Forces Under IS Banner Begin Infighting

ERBIL, Kurdistan Region – Sunni tribes in Iraq that have been fighting under the black banner of the Islamic State (IS) have declared they will only pledge allegiance to the jihadists after the fall of Baghdad.

Their announcement came days after the Reuters news agency reported that in Mosul, Iraq’s second-largest city that fell to the rebels last month, IS had picked up dozens of former members of Saddam Hussein’s Baath Party because they had not made their vows to the new caliphate declared by IS.

Although there has been no independent confirmation of the report, it is seen as the start of infighting between the different factions gathered under the IS banner.

After crossing from Syria into Iraq the Islamic State of Iraq and Syria -- or ISIS as it was then still called -- was joined by a number of Iraqi groups and organizations.

Among them was the Iraqi Tribal Revolutionaries, whose spokesman Sheikh Raad Abdul Sattar Suleiman told the pan-Arab Asharq Al-Awsat daily that the tribe is holding off on pledging allegiance to the IS. Suleiman is a member of the Dulaim tribe, which counts about three million members.

“Iraqis are prepared to accept help from any party in order to defeat the gang that is ruling Iraq,” Suleiman said, referring to the Shiite government of Iraqi Prime Minister Nouri al-Maliki. “We are Iraqis; we can change Maliki and his rule, and we will change the whole political process in Iraq.”

He stressed that Iraq’s Sunni Arab tribesmen – not IS – had led the fight against government forces.

 “We are the ones who liberated Anbar and Mosul. ISIS does not have more than 2,000 fighters, while there are millions of tribesmen who are fighting this government to end its oppression and corruption.”

At the same time, former senior Baath-members are heavily involved in the push by Iraqi Sunnis to reclaim power. Proof of this was found on memory sticks confiscated at the home of an IS military official, Abu Abdul Rahman al-Bilawi, after he was killed in Mosul before the city fell on June 10.

Two key deputies of IS chief Abu Bakr al-Baghdadi, who are charged with managing the territories controlled by the group, formerly held senior posts in the Iraqi military.  They are a former major general in Saddam’s army, and a former lieutenant colonel in the Iraqi military's intelligence core.

According to a report by Britain’s The Telegraph newspaper, some of the senior men working as “governors” under both deputies appear to have previous affiliations to the Baath party, or al-Awda (the Returning), as the movement calls itself now.

Discontent in the insurgent ranks is reportedly on the rise since the secular ex-Baathists are not as radical as the jihadi fighters they have been fighting alongside.

When IS started demolishing Sufi shrines near Mosul, the Army of the Men of the Naqshbandi Order protested.

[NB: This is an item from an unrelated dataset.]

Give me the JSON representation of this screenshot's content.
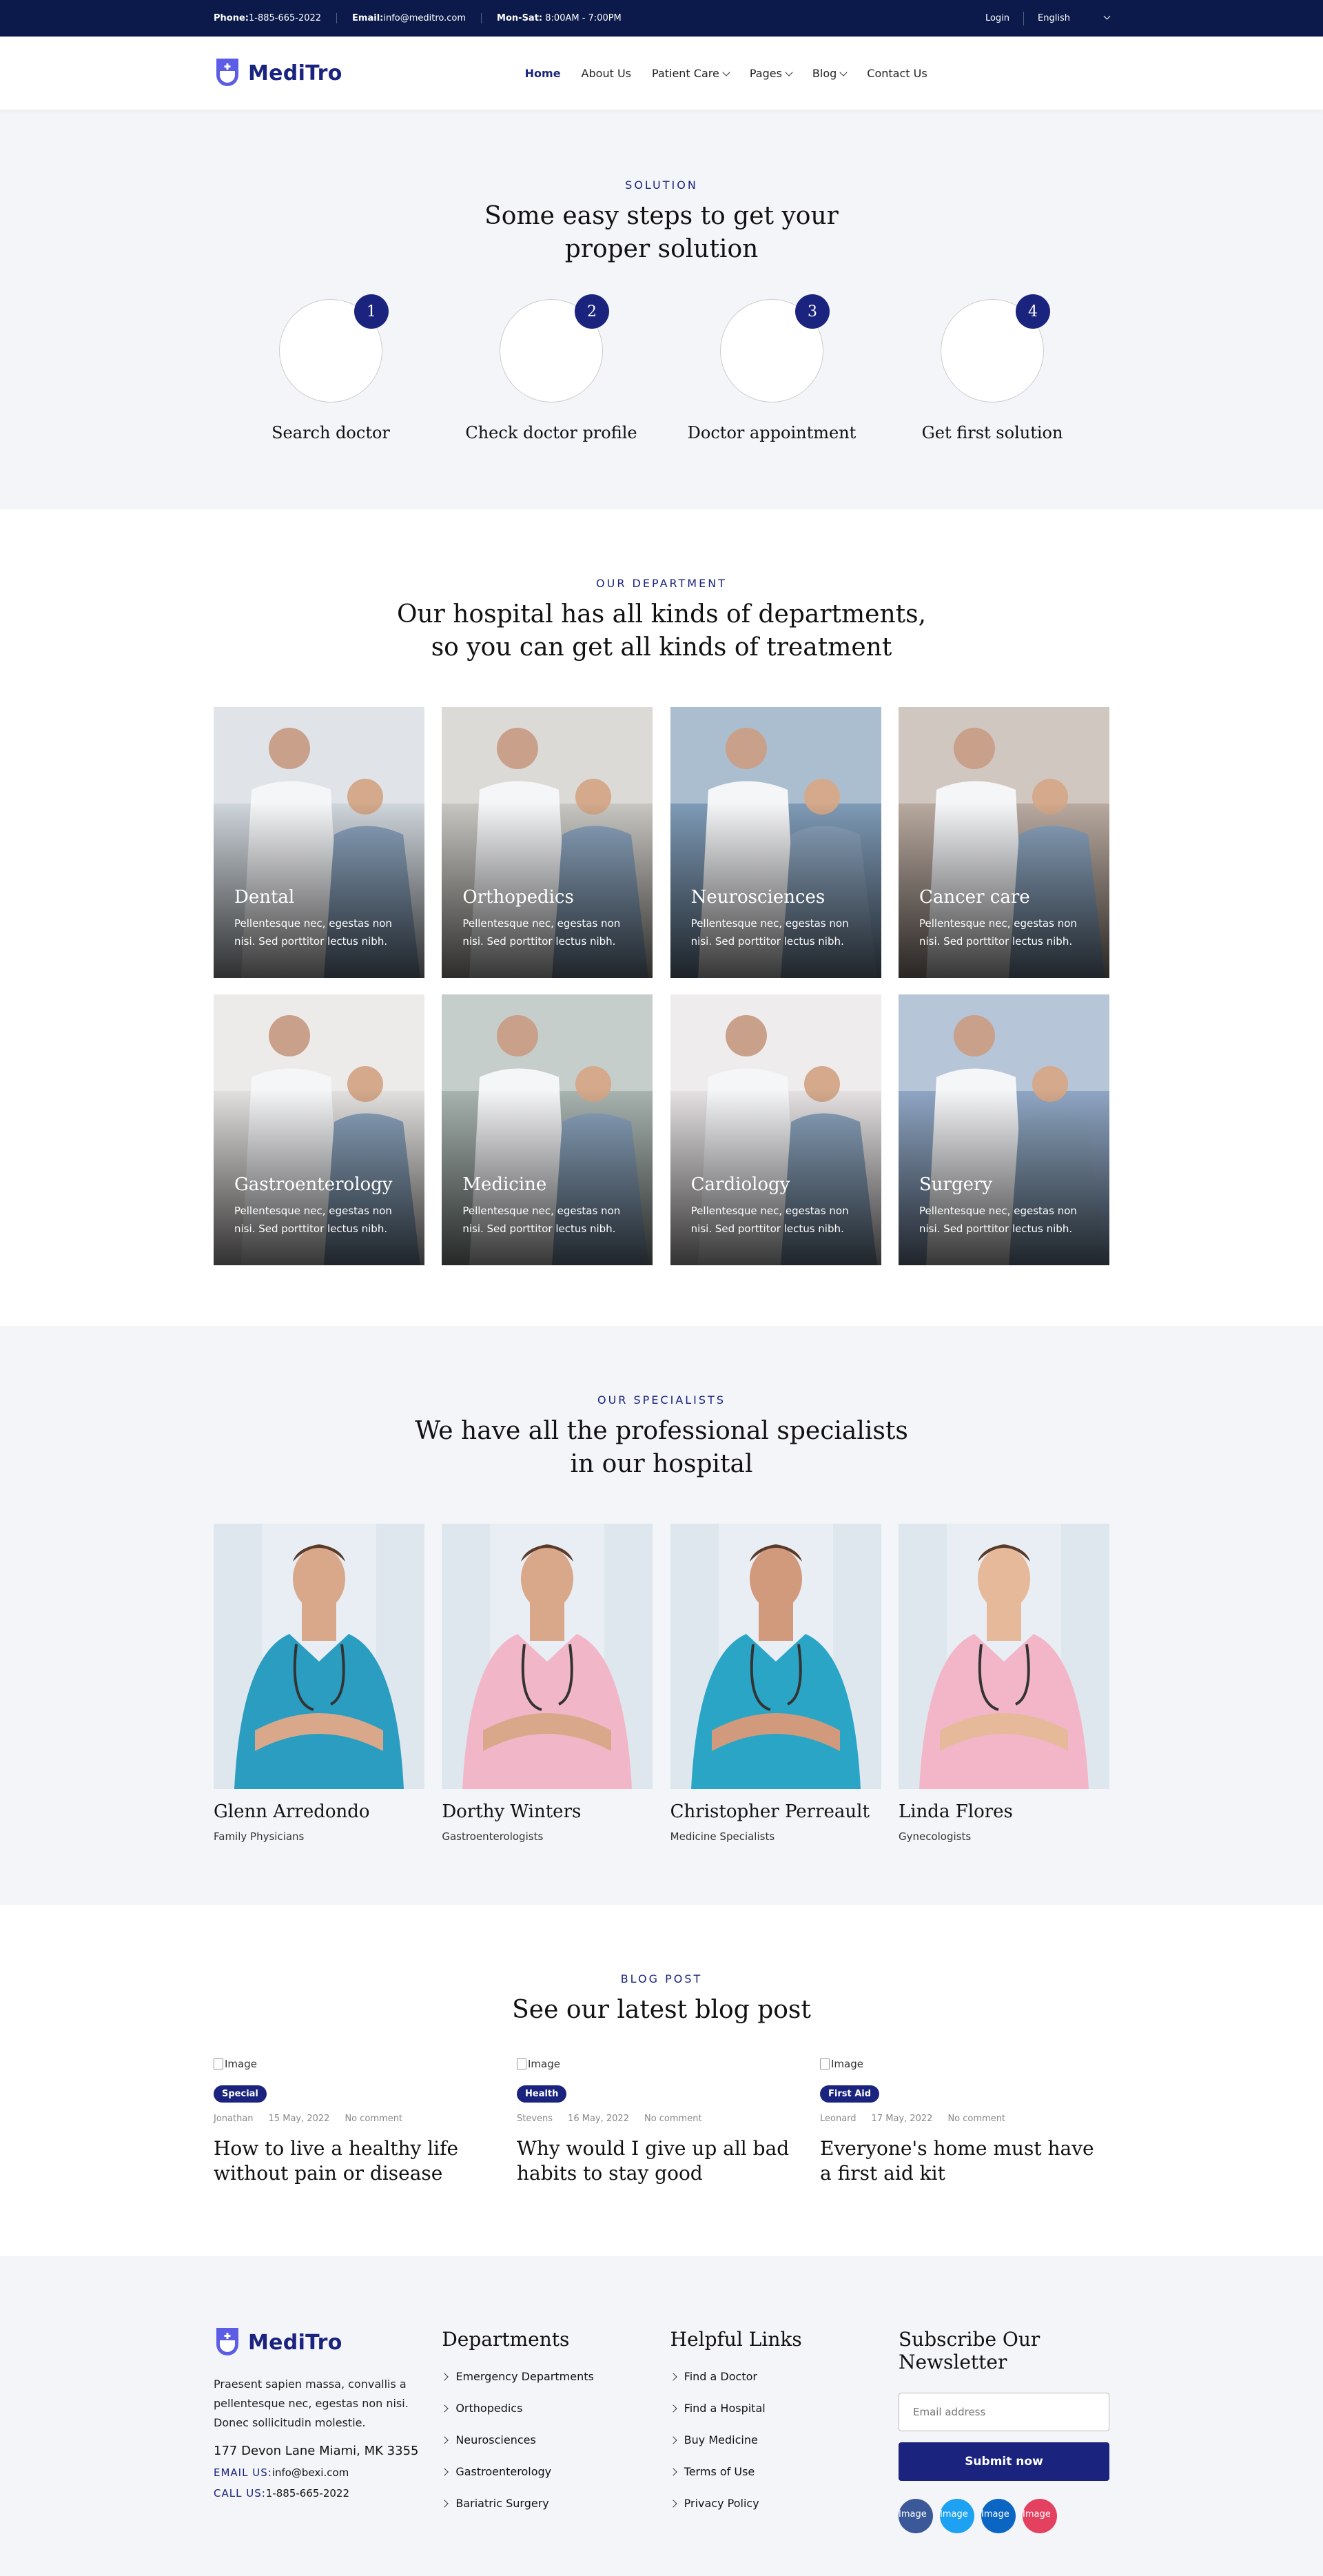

This Sufi military band is said to be led by Saddam’s former deputy Izzat Al-Douri, and to have set up front groups of Baathists, unified under the General Military Council for Iraq's Revolutionaries (GMC).

There are reports of skirmishes between the two in the Diyala province and assassinations of IS leaders. According to the reports, in two weeks IS lost two leaders and a number of their assistants.

As IS wants to quell possible dissident amongst the Iraqis inside its caliphate, 12 moderate Sunni clerics were killed in Mosul.

Only two days after the fall of Mosul, IS fighters killed the imam of the city’s Great Nurridin Mosque, Muhammad al Mansuri, according to a UN official. Just four weeks later, Baghdadi held his first Friday sermon in public in the very same mosque.

Two days later, 12 other imams who refused to pledge allegiance to IS were executed, the UN reported.

Recently, IS showed Iraqi Sunnis what would happen if they do not conform to its rule: the village of Zowiya, near Tikrit, was changed to ruins, with 18 dead, and IS heralding the “cleansing” of the village in an Internet posting. It warned that “all those who may even think about fighting the Islamic State and conspiring against the caliphate can know what their fate will be.”

As reported by the McClatchyDC news site, the village was home to many military officers and provincial government employees. Rumors spread that some villagers were plotting to form a rival force to counter the extremists – or Sahwa, the Sunni militia formed in 2006 to fight al-Qaeda.

The IS wants “to tell the tribes that you cannot repeat what you did in 2006 and 2007,” one of the villagers said.

In an apparent move to try to pry Sunnis away from their uneasy allegiance to IS, in Baghdad a former member of the Sunni resistance against the prime minister, Meshan Jibouri, has been appointed by the Maliki government to make the Sahwa ready for the fight against IS.